Chimeric Antigen Receptor-expressing T cell (CAR-T) therapy involves re-engineering specific immune cells called T cells to target cancer.
The treatment involves the production of CAR-T cells from the patient’s own cells, where they are then manipulated to express the CAR gene, grown to very high numbers and then re-infused into the patient.
CAR-T therapy has been effective and successful in treating blood cancers such as leukaemia and lymphoma, but has not been very effective in treating solid tumours.
This treatment is often very costly as well.
Hence, to reduce the production cost and increase accessibility of CAR-T cell therapy, researchers are looking into developing commercially made, “off-the-shelf” CAR-T cells, which involves using T cells from donors' circulating blood or sometimes umbilical cord blood.
In the CAR-T cell, a specific form of T-cell required in CAR-T cell therapy, cell-signalling proteins such as CD28 and lymphocyte-specific protein tyrosine kinase (LCK) are present.
Cell signalling is the process where the cell switches on or off certain cell processes and functions.
They function as checkpoints along the cell signalling pathway, and are vital in activating the cell to kill tumour cells.
Tackling both issues of efficacy and cost of CAR-T cell therapy, Professor Nicholas Gascoigne, Principal Investigator from Immunology Translational Research Programme and Professor at the Department of Microbiology and Immunology at the Yong Loo Lin School of Medicine, National University of Singapore (NUS Medicine), with Dr Ling Wu and team discovered that in CAR T cells with CD28, the LCK is dispensable in cell signalling.
When the LCK is disrupted, another protein, FYN, takes over cell signalling instead.
The study has been published on Cell Reports Medicine.
In the cell signalling pathway, the FYN protein is one of the later switches.

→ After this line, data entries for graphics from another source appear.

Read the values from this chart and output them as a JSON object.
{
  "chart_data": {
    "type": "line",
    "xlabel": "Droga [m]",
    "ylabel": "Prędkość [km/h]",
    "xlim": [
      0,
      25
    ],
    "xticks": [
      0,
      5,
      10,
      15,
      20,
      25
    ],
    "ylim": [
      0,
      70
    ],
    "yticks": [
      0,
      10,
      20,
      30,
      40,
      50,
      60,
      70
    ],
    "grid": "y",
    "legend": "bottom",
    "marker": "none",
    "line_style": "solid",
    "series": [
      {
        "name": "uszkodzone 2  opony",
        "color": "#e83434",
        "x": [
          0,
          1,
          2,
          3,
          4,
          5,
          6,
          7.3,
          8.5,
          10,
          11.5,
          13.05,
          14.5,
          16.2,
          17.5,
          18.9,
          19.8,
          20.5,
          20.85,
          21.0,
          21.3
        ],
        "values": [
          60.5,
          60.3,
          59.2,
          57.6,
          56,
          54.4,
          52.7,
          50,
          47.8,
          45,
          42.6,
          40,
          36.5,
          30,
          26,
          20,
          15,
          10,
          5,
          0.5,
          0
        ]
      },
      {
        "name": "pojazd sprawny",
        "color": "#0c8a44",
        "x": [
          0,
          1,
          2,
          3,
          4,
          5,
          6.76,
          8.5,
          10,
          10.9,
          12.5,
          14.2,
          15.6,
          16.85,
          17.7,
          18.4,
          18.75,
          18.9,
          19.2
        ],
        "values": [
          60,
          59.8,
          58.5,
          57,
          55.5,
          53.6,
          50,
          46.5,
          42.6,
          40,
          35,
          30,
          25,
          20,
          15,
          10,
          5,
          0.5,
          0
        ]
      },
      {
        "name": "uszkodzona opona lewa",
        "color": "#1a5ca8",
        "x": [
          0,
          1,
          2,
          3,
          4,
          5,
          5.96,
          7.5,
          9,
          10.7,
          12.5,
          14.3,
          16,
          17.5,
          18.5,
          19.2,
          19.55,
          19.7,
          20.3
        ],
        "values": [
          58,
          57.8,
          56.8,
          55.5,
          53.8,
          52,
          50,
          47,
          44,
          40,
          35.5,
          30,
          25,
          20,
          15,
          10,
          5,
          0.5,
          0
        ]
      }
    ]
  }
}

However, since the LCK protein is the more dominant switch in T cell activation, in normal CAR-T cells, LCK signalling is usually the main pathway activated.
FYN signalling will take over when LCK signalling is disrupted.
In their study using laboratory tumour models, the CAR-T cells with disrupted LCK showed increased anti-tumour efficacy, a result of FYN signalling.
This is because the CAR-T cells were able to persist longer in the body and continue killing tumour cells.
This signalling switch also gives a novel approach to produce “off-the-shelf” CAR-T cells.
In the LCK disrupted CAR-T cells, the graft-versus-host side effect is removed.
This means that the modified CAR-T cells, if transplanted from a donor, would be unable to attack the host, the recipient patient.
This will significantly reduce production costs for CAR-T and can make CAR-T therapy much more available and accessible to patients.
Thus, it has been shown that FYN tackles both issues of efficacy and cost of CAR-T cell therapy.
FYN improves the overall T cell function by enhancing its ability to attack solid tumours.
At the same time, it gives them potential for use in “off-the-shelf” CAR-T therapy.
“The CAR-T field has advanced drastically over the past thirty years and presents an exciting promise of hope in cancer treatment. With this discovery, CD28 CAR-T therapy may now be used to target solid tumours such as breast and ovarian cancers, as well as reduce the cost of CAR-T therapy. This would greatly improve its accessibility to all patients,” said Professor Gascoigne.